Once again, this is absolutely fascinating to see the progression of this project. Keep 'em coming! I'm hooked now :-)

Darla said...

A lot of HARD work here. Dedication to see a project through!

Granny Lyn's Garden said...

This is so interesting ,I love the H ,we had on the dairy farm where I grew up. You are my hero!!! Such a big job !

Lisa Sall - Sall's Country Life said...

Such a massive project! The fact that C showed up, and you finding a loader, and no accidents...Is it luck or is it destiny? And your Carl is a genius to make your own rock mover the way he did. It's all so fascinating, keep it coming!!

xoxoxo said...

I look forward every morning for each part while I drink my coffee!

Dan said...

I'm loving this series of how you built it. Once in a while my thoughts yell,"are they crazy?"... I'm sure you have never heard that before. ha Thanks for the inspiration!

Alison said...

What hard work this was. Kudos to all of you, especially for not giving up, and for pursuing your vision. So glad you managed to find a way to get the kind of rocks you wanted.

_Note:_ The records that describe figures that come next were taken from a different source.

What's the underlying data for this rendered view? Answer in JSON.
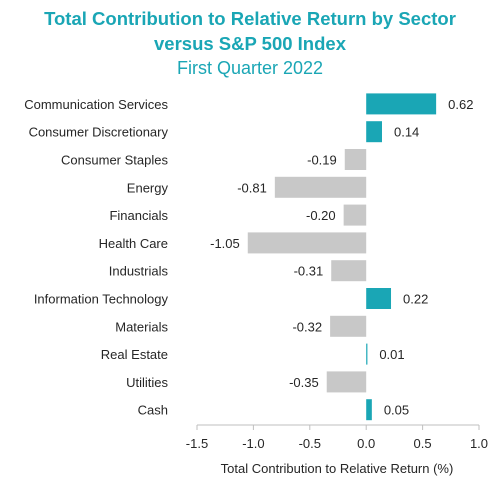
{
  "chart_data": {
    "type": "bar",
    "orientation": "horizontal",
    "title": "Total Contribution to Relative Return by Sector",
    "title_line2": "versus S&P 500 Index",
    "subtitle": "First Quarter 2022",
    "xlabel": "Total Contribution to Relative Return (%)",
    "xlim": [
      -1.5,
      1.0
    ],
    "xticks": [
      -1.5,
      -1.0,
      -0.5,
      0.0,
      0.5,
      1.0
    ],
    "xtick_labels": [
      "-1.5",
      "-1.0",
      "-0.5",
      "0.0",
      "0.5",
      "1.0"
    ],
    "categories": [
      "Communication Services",
      "Consumer Discretionary",
      "Consumer Staples",
      "Energy",
      "Financials",
      "Health Care",
      "Industrials",
      "Information Technology",
      "Materials",
      "Real Estate",
      "Utilities",
      "Cash"
    ],
    "values": [
      0.62,
      0.14,
      -0.19,
      -0.81,
      -0.2,
      -1.05,
      -0.31,
      0.22,
      -0.32,
      0.01,
      -0.35,
      0.05
    ],
    "value_labels": [
      "0.62",
      "0.14",
      "-0.19",
      "-0.81",
      "-0.20",
      "-1.05",
      "-0.31",
      "0.22",
      "-0.32",
      "0.01",
      "-0.35",
      "0.05"
    ],
    "colors": {
      "positive": "#1aa6b5",
      "negative": "#c8c8c8",
      "title": "#1aa6b5"
    },
    "grid": false,
    "legend": "none"
  }
}
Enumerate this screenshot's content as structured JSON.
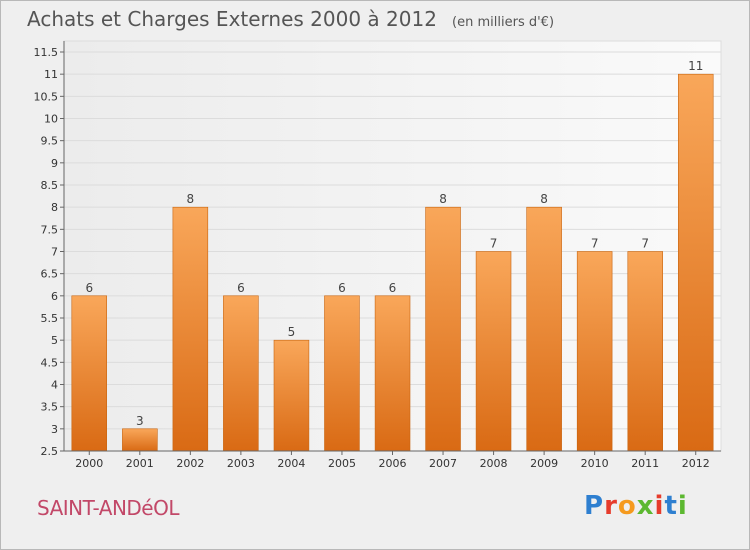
{
  "title": "Achats et Charges Externes 2000 à 2012",
  "subtitle": "(en milliers d'€)",
  "commune": "SAINT-ANDéOL",
  "logo": {
    "text": "Proxiti",
    "colors": [
      "#2e7fd0",
      "#e63c2c",
      "#f59a1e",
      "#5cb830",
      "#e63c2c",
      "#2e7fd0",
      "#5cb830"
    ]
  },
  "chart_data": {
    "type": "bar",
    "categories": [
      "2000",
      "2001",
      "2002",
      "2003",
      "2004",
      "2005",
      "2006",
      "2007",
      "2008",
      "2009",
      "2010",
      "2011",
      "2012"
    ],
    "values": [
      6,
      3,
      8,
      6,
      5,
      6,
      6,
      8,
      7,
      8,
      7,
      7,
      11
    ],
    "data_labels": [
      "6",
      "3",
      "8",
      "6",
      "5",
      "6",
      "6",
      "8",
      "7",
      "8",
      "7",
      "7",
      "11"
    ],
    "title": "Achats et Charges Externes 2000 à 2012",
    "subtitle": "(en milliers d'€)",
    "xlabel": "",
    "ylabel": "",
    "ylim": [
      2.5,
      11.5
    ],
    "yticks": [
      2.5,
      3,
      3.5,
      4,
      4.5,
      5,
      5.5,
      6,
      6.5,
      7,
      7.5,
      8,
      8.5,
      9,
      9.5,
      10,
      10.5,
      11,
      11.5
    ],
    "ytick_labels": [
      "2.5",
      "3",
      "3.5",
      "4",
      "4.5",
      "5",
      "5.5",
      "6",
      "6.5",
      "7",
      "7.5",
      "8",
      "8.5",
      "9",
      "9.5",
      "10",
      "10.5",
      "11",
      "11.5"
    ],
    "grid": true,
    "legend": "none",
    "bar_color": "#f0923a"
  }
}
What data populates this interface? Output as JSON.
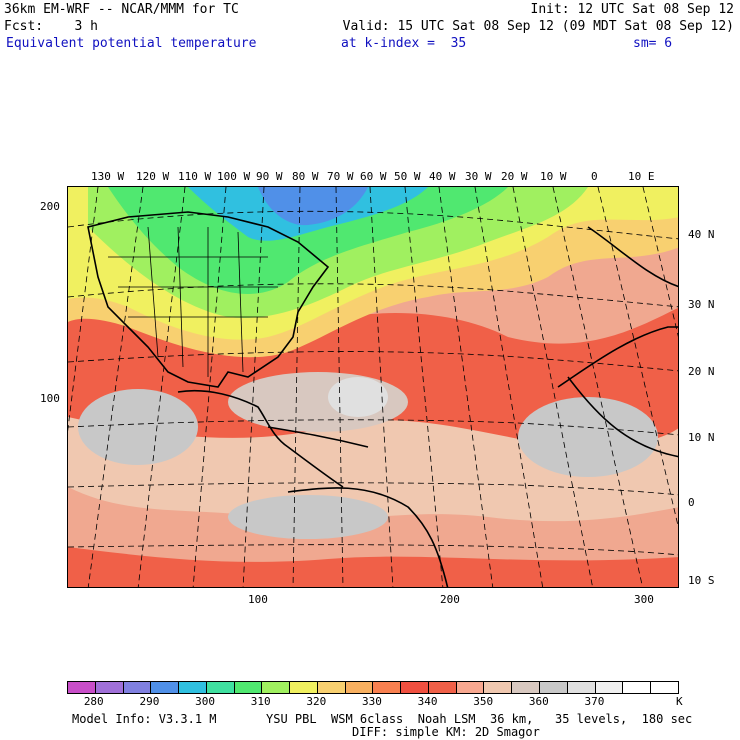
{
  "header": {
    "line1_left": "36km EM-WRF -- NCAR/MMM for TC",
    "line1_right": "Init: 12 UTC Sat 08 Sep 12",
    "line2_left": "Fcst:    3 h",
    "line2_right": "Valid: 15 UTC Sat 08 Sep 12 (09 MDT Sat 08 Sep 12)",
    "field": "Equivalent potential temperature",
    "kindex": "at k-index =  35",
    "smooth": "sm= 6"
  },
  "map": {
    "top_lon_labels": [
      "130 W",
      "120 W",
      "110 W",
      "100 W",
      "90 W",
      "80 W",
      "70 W",
      "60 W",
      "50 W",
      "40 W",
      "30 W",
      "20 W",
      "10 W",
      "0",
      "10 E"
    ],
    "right_lat_labels": [
      "40 N",
      "30 N",
      "20 N",
      "10 N",
      "0",
      "10 S"
    ],
    "left_grid_labels": [
      "200",
      "100"
    ],
    "bottom_grid_labels": [
      "100",
      "200",
      "300"
    ]
  },
  "colorbar": {
    "colors": [
      "#c84ec8",
      "#a070d8",
      "#8080e0",
      "#5090e8",
      "#30c0e0",
      "#40e0a0",
      "#50e870",
      "#a0f060",
      "#f0f060",
      "#f8d070",
      "#f8b060",
      "#f88050",
      "#f05040",
      "#f06048",
      "#f8a890",
      "#f0c8b0",
      "#d8c8c0",
      "#c8c8c8",
      "#e0e0e0",
      "#f0f0f0",
      "#ffffff",
      "#ffffff"
    ],
    "labels": [
      "280",
      "290",
      "300",
      "310",
      "320",
      "330",
      "340",
      "350",
      "360",
      "370"
    ],
    "unit": "K"
  },
  "footer": {
    "model_info": "Model Info: V3.3.1 M",
    "physics": "YSU PBL  WSM 6class  Noah LSM  36 km,   35 levels,  180 sec",
    "diff": "DIFF: simple KM: 2D Smagor"
  }
}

FlowerLady Lorraine said...

I can feel your excitement in getting your tractor with the front loader. What a great tool!

This is not boring in the least, it is exciting and fascinating.

FlowerLady

Shirley said...

Great progress! You are so diligent! Aren't you glad now though?

Gatsbys Gardens said...

Karen, you are so focused. Not many would have stayed with such an enormous beautiful project.